Un exemple parfait de cette démarche est mon Projet SmartKitchenBox. En utilisant un module ESP8266 couplé à des capteurs environnementaux, je suis entrain de concevoir un boîtier intelligent dédié à la sécurité de nos cuisines, capable d’analyser l’air et de détecter les fuites de gaz en temps réel. Vous pouvez découvrir l’évolution de sa conception dans cet article dédié : Mon projet SmartKitchenBox avec ESP8266.

Mes petits conseils pratiques pour le marché camerounais :
- Gérer les clones de cartes : Les cartes abordables que l’on trouve dans nos commerces à Douala ou Yaoundé utilisent souvent une puce USB générique “CH340”. Ne paniquez pas si votre ordinateur ne la reconnaît pas au début : il suffit d’installer son pilote (driver) dédié pour que tout fonctionne à merveille.
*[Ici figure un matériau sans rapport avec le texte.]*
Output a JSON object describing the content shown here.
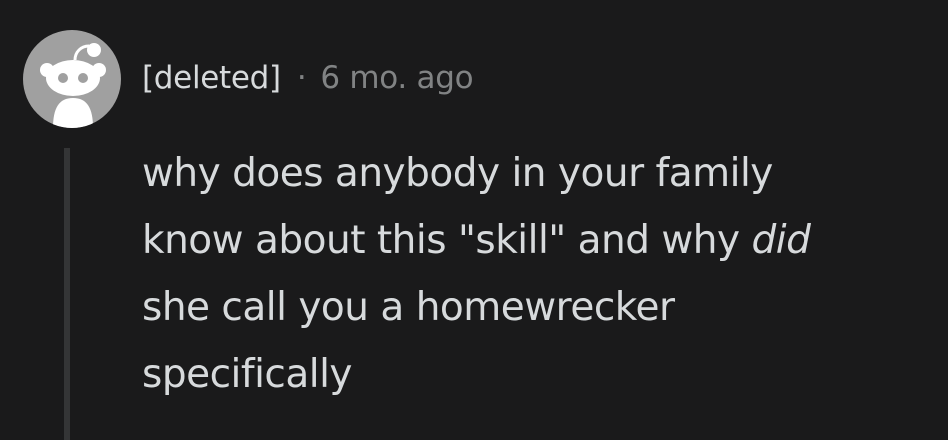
{
  "comment": {
    "author": "[deleted]",
    "separator": "·",
    "timestamp": "6 mo. ago",
    "avatar_icon": "reddit-snoo-icon",
    "body": {
      "line1": "why does anybody in your family",
      "line2_prefix": "know about this \"skill\" and why ",
      "line2_emphasis": "did",
      "line3": "she call you a homewrecker",
      "line4": "specifically"
    }
  },
  "colors": {
    "background": "#1a1a1b",
    "text": "#d7dadc",
    "meta_text": "#818384",
    "thread_line": "#343536",
    "avatar_bg": "#a0a0a0"
  }
}
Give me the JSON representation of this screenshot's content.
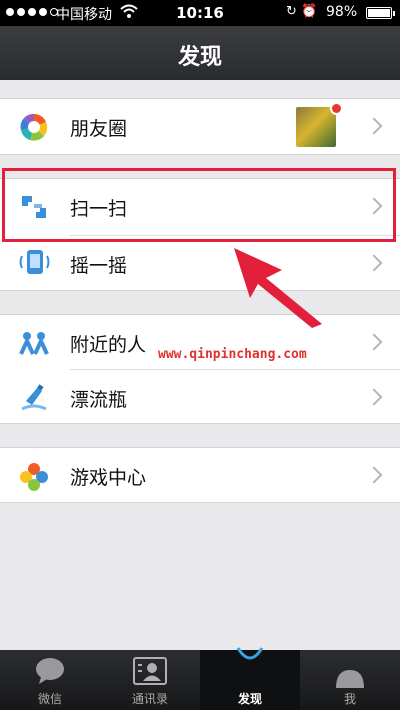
{
  "status_bar": {
    "carrier": "中国移动",
    "time": "10:16",
    "battery": "98%",
    "battery_level": 0.98
  },
  "nav": {
    "title": "发现"
  },
  "groups": [
    {
      "items": [
        {
          "label": "朋友圈",
          "icon": "moments-icon"
        }
      ]
    },
    {
      "items": [
        {
          "label": "扫一扫",
          "icon": "scan-icon"
        },
        {
          "label": "摇一摇",
          "icon": "shake-icon"
        }
      ]
    },
    {
      "items": [
        {
          "label": "附近的人",
          "icon": "nearby-people-icon"
        },
        {
          "label": "漂流瓶",
          "icon": "drift-bottle-icon"
        }
      ]
    },
    {
      "items": [
        {
          "label": "游戏中心",
          "icon": "game-center-icon"
        }
      ]
    }
  ],
  "watermark": "www.qinpinchang.com",
  "tabs": [
    {
      "label": "微信",
      "icon": "chat-bubble-icon",
      "active": false
    },
    {
      "label": "通讯录",
      "icon": "contacts-icon",
      "active": false
    },
    {
      "label": "发现",
      "icon": "discover-icon",
      "active": true
    },
    {
      "label": "我",
      "icon": "me-icon",
      "active": false
    }
  ],
  "colors": {
    "highlight": "#e2203b",
    "nav_background": "#2f3033",
    "badge": "#e5382c"
  }
}
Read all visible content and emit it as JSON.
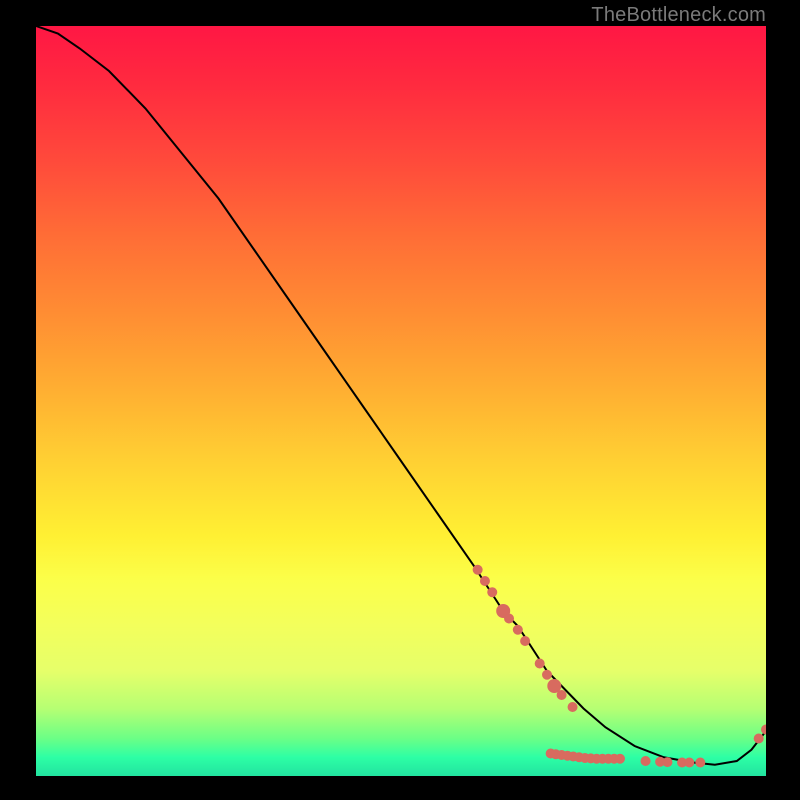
{
  "watermark": "TheBottleneck.com",
  "chart_data": {
    "type": "line",
    "title": "",
    "xlabel": "",
    "ylabel": "",
    "xlim": [
      0,
      100
    ],
    "ylim": [
      0,
      100
    ],
    "grid": false,
    "legend": false,
    "line": {
      "color": "#000000",
      "x": [
        0,
        3,
        6,
        10,
        15,
        20,
        25,
        30,
        35,
        40,
        45,
        50,
        55,
        60,
        62,
        64,
        66,
        68,
        70,
        72,
        75,
        78,
        82,
        86,
        90,
        93,
        96,
        98,
        100
      ],
      "y": [
        100,
        99,
        97,
        94,
        89,
        83,
        77,
        70,
        63,
        56,
        49,
        42,
        35,
        28,
        25,
        22,
        20,
        17,
        14,
        12,
        9,
        6.5,
        4,
        2.5,
        1.8,
        1.5,
        2,
        3.5,
        6
      ]
    },
    "scatter": {
      "color": "#d86b5f",
      "radius_small": 5,
      "radius_large": 7,
      "points": [
        {
          "x": 60.5,
          "y": 27.5,
          "r": 5
        },
        {
          "x": 61.5,
          "y": 26,
          "r": 5
        },
        {
          "x": 62.5,
          "y": 24.5,
          "r": 5
        },
        {
          "x": 64,
          "y": 22,
          "r": 7
        },
        {
          "x": 64.8,
          "y": 21,
          "r": 5
        },
        {
          "x": 66,
          "y": 19.5,
          "r": 5
        },
        {
          "x": 67,
          "y": 18,
          "r": 5
        },
        {
          "x": 69,
          "y": 15,
          "r": 5
        },
        {
          "x": 70,
          "y": 13.5,
          "r": 5
        },
        {
          "x": 71,
          "y": 12,
          "r": 7
        },
        {
          "x": 72,
          "y": 10.8,
          "r": 5
        },
        {
          "x": 73.5,
          "y": 9.2,
          "r": 5
        },
        {
          "x": 70.5,
          "y": 3,
          "r": 5
        },
        {
          "x": 71.2,
          "y": 2.9,
          "r": 5
        },
        {
          "x": 72,
          "y": 2.8,
          "r": 5
        },
        {
          "x": 72.8,
          "y": 2.7,
          "r": 5
        },
        {
          "x": 73.6,
          "y": 2.6,
          "r": 5
        },
        {
          "x": 74.4,
          "y": 2.5,
          "r": 5
        },
        {
          "x": 75.2,
          "y": 2.4,
          "r": 5
        },
        {
          "x": 76,
          "y": 2.35,
          "r": 5
        },
        {
          "x": 76.8,
          "y": 2.3,
          "r": 5
        },
        {
          "x": 77.6,
          "y": 2.3,
          "r": 5
        },
        {
          "x": 78.4,
          "y": 2.3,
          "r": 5
        },
        {
          "x": 79.2,
          "y": 2.3,
          "r": 5
        },
        {
          "x": 80,
          "y": 2.3,
          "r": 5
        },
        {
          "x": 83.5,
          "y": 2,
          "r": 5
        },
        {
          "x": 85.5,
          "y": 1.9,
          "r": 5
        },
        {
          "x": 86.5,
          "y": 1.85,
          "r": 5
        },
        {
          "x": 88.5,
          "y": 1.8,
          "r": 5
        },
        {
          "x": 89.5,
          "y": 1.8,
          "r": 5
        },
        {
          "x": 91,
          "y": 1.8,
          "r": 5
        },
        {
          "x": 99,
          "y": 5,
          "r": 5
        },
        {
          "x": 100,
          "y": 6.2,
          "r": 5
        }
      ]
    }
  }
}
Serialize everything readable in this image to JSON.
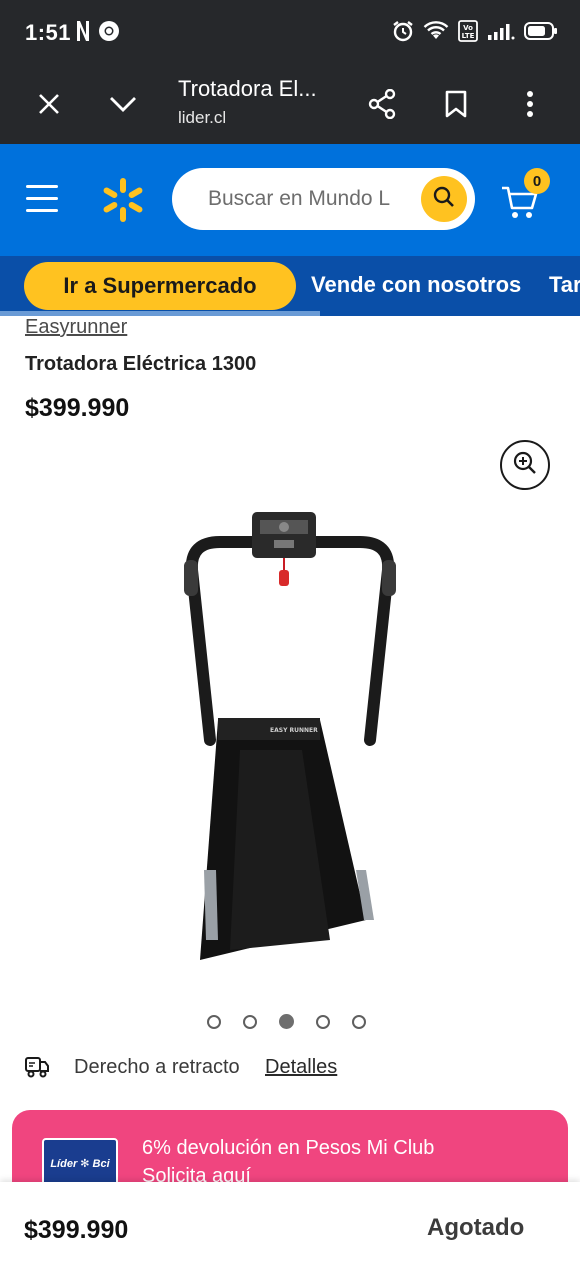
{
  "status_bar": {
    "time": "1:51",
    "left_icons": [
      "netflix-icon",
      "chrome-icon"
    ],
    "right_icons": [
      "alarm-icon",
      "wifi-icon",
      "volte-icon",
      "signal-icon",
      "battery-icon"
    ],
    "volte_label": "VoLTE"
  },
  "browser": {
    "page_title": "Trotadora El...",
    "url": "lider.cl",
    "buttons": [
      "close-icon",
      "chevron-down-icon",
      "share-icon",
      "bookmark-icon",
      "more-vert-icon"
    ]
  },
  "header": {
    "search": {
      "placeholder": "Buscar en Mundo L"
    },
    "cart_count": "0",
    "colors": {
      "brand_blue": "#0071dc",
      "spark_yellow": "#ffc220",
      "nav_blue": "#0a4fa8"
    }
  },
  "nav": {
    "pill_label": "Ir a Supermercado",
    "links": [
      "Vende con nosotros",
      "Tar"
    ]
  },
  "product": {
    "brand": "Easyrunner",
    "title": "Trotadora Eléctrica 1300",
    "price": "$399.990",
    "image_label": "EASY RUNNER",
    "carousel": {
      "total": 5,
      "active_index": 2
    }
  },
  "retracto": {
    "text": "Derecho a retracto",
    "link": "Detalles"
  },
  "promo": {
    "card_label": "Líder ✻ Bci",
    "title": "6% devolución en Pesos Mi Club",
    "subtitle": "Solicita aquí",
    "color": "#f0457f"
  },
  "bottom_bar": {
    "price": "$399.990",
    "status": "Agotado"
  }
}
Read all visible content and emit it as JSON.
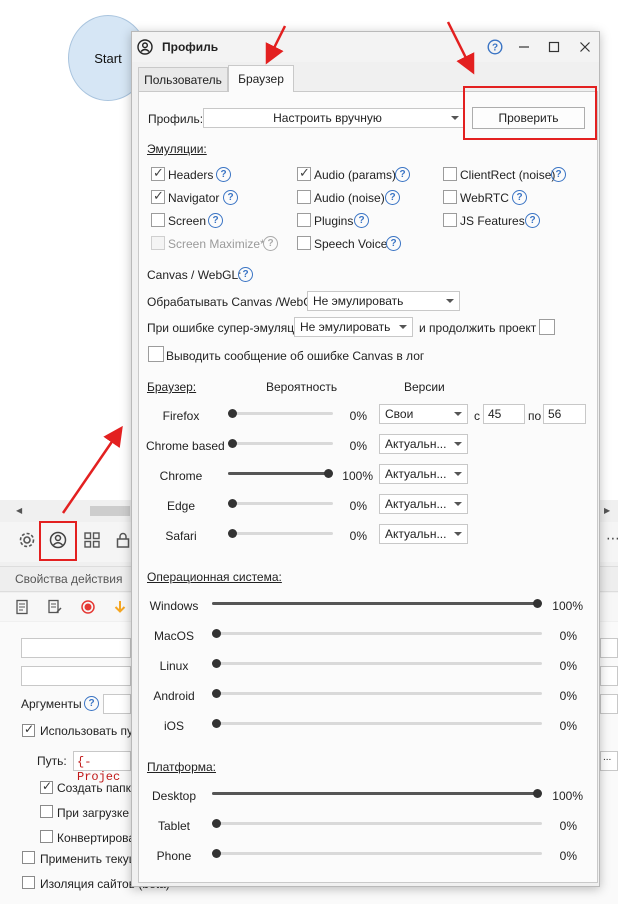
{
  "background": {
    "start_node": "Start",
    "props_title": "Свойства действия",
    "arguments_label": "Аргументы",
    "use_path_label": "Использовать пут",
    "path_label": "Путь:",
    "path_value": "{-Projec",
    "create_folder_label": "Создать папку",
    "on_load_label": "При загрузке",
    "convert_label": "Конвертирова",
    "apply_current_label": "Применить текущ",
    "site_isolation_label": "Изоляция сайтов (beta)",
    "toolbar_more": "⋯"
  },
  "dialog": {
    "title": "Профиль",
    "tabs": {
      "user": "Пользователь",
      "browser": "Браузер"
    },
    "profile": {
      "label": "Профиль:",
      "value": "Настроить вручную",
      "check_button": "Проверить"
    },
    "emulation": {
      "title": "Эмуляции:",
      "items": [
        {
          "label": "Headers",
          "checked": true
        },
        {
          "label": "Navigator",
          "checked": true
        },
        {
          "label": "Screen",
          "checked": false
        },
        {
          "label": "Screen Maximize*",
          "checked": false,
          "disabled": true
        },
        {
          "label": "Audio (params)",
          "checked": true
        },
        {
          "label": "Audio (noise)",
          "checked": false
        },
        {
          "label": "Plugins",
          "checked": false
        },
        {
          "label": "Speech Voice",
          "checked": false
        },
        {
          "label": "ClientRect (noise)",
          "checked": false
        },
        {
          "label": "WebRTC",
          "checked": false
        },
        {
          "label": "JS Features",
          "checked": false
        }
      ]
    },
    "canvas": {
      "title": "Canvas / WebGL:",
      "process_label": "Обрабатывать Canvas /WebGL",
      "process_value": "Не эмулировать",
      "error_label": "При ошибке супер-эмуляции",
      "error_value": "Не эмулировать",
      "continue_label": "и продолжить проект",
      "log_label": "Выводить сообщение об ошибке Canvas в лог"
    },
    "browser": {
      "title": "Браузер:",
      "prob_header": "Вероятность",
      "versions_header": "Версии",
      "rows": [
        {
          "name": "Firefox",
          "pct": 0,
          "pct_label": "0%",
          "version": "Свои",
          "from_label": "с",
          "from": "45",
          "to_label": "по",
          "to": "56"
        },
        {
          "name": "Chrome based",
          "pct": 0,
          "pct_label": "0%",
          "version": "Актуальн..."
        },
        {
          "name": "Chrome",
          "pct": 100,
          "pct_label": "100%",
          "version": "Актуальн..."
        },
        {
          "name": "Edge",
          "pct": 0,
          "pct_label": "0%",
          "version": "Актуальн..."
        },
        {
          "name": "Safari",
          "pct": 0,
          "pct_label": "0%",
          "version": "Актуальн..."
        }
      ]
    },
    "os": {
      "title": "Операционная система:",
      "rows": [
        {
          "name": "Windows",
          "pct": 100,
          "pct_label": "100%"
        },
        {
          "name": "MacOS",
          "pct": 0,
          "pct_label": "0%"
        },
        {
          "name": "Linux",
          "pct": 0,
          "pct_label": "0%"
        },
        {
          "name": "Android",
          "pct": 0,
          "pct_label": "0%"
        },
        {
          "name": "iOS",
          "pct": 0,
          "pct_label": "0%"
        }
      ]
    },
    "platform": {
      "title": "Платформа:",
      "rows": [
        {
          "name": "Desktop",
          "pct": 100,
          "pct_label": "100%"
        },
        {
          "name": "Tablet",
          "pct": 0,
          "pct_label": "0%"
        },
        {
          "name": "Phone",
          "pct": 0,
          "pct_label": "0%"
        }
      ]
    }
  },
  "colors": {
    "annotation": "#e32020",
    "help": "#3a74c4",
    "record": "#e53935",
    "down_arrow": "#f5a623"
  }
}
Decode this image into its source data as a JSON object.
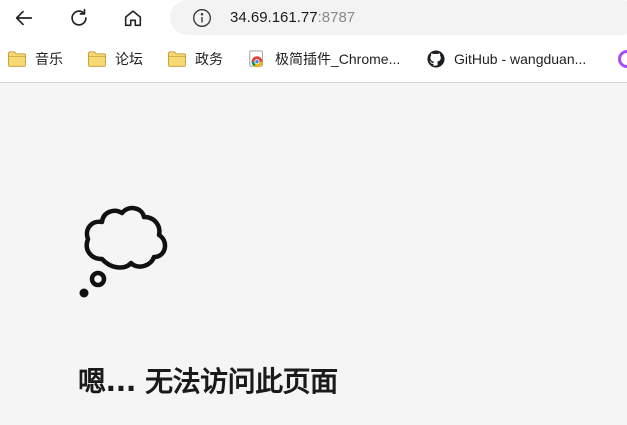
{
  "address_bar": {
    "url_host": "34.69.161.77",
    "url_port": ":8787"
  },
  "bookmarks": [
    {
      "label": "音乐",
      "icon": "folder-icon"
    },
    {
      "label": "论坛",
      "icon": "folder-icon"
    },
    {
      "label": "政务",
      "icon": "folder-icon"
    },
    {
      "label": "极简插件_Chrome...",
      "icon": "chrome-icon"
    },
    {
      "label": "GitHub - wangduan...",
      "icon": "github-icon"
    }
  ],
  "error": {
    "title": "嗯... 无法访问此页面"
  },
  "colors": {
    "toolbar_bg": "#ffffff",
    "page_bg": "#f5f5f5",
    "folder_yellow": "#f8d775",
    "folder_outline": "#c9a43a",
    "edge_purple": "#a64ef5"
  }
}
- Simuler avant de brancher : Si le budget coince ou qu’un composant manque à l’appel, l’utilisation de simulateurs en ligne comme Wokwi ou Tinkercad s’avère être une excellente alternative gratuite pour valider vos codes avant le montage réel.
Conclusion
Ce qu’il faut retenir, c’est qu’Arduino n’est pas un simple outil d’apprentissage pour étudiants : c’est une véritable boîte à outils pour quiconque veut reprendre le contrôle sur la technologie et concevoir des solutions locales autonomes. Sa simplicité d’utilisation et son faible coût matériel cassent définitivement les barrières techniques d’autrefois.
Dans le prochain billet de ce carnet de route, nous laisserons de côté la théorie pour connecter nos premiers capteurs physiques et apprendre à faire vos propres animations lumineuses. À vos platines d’essai !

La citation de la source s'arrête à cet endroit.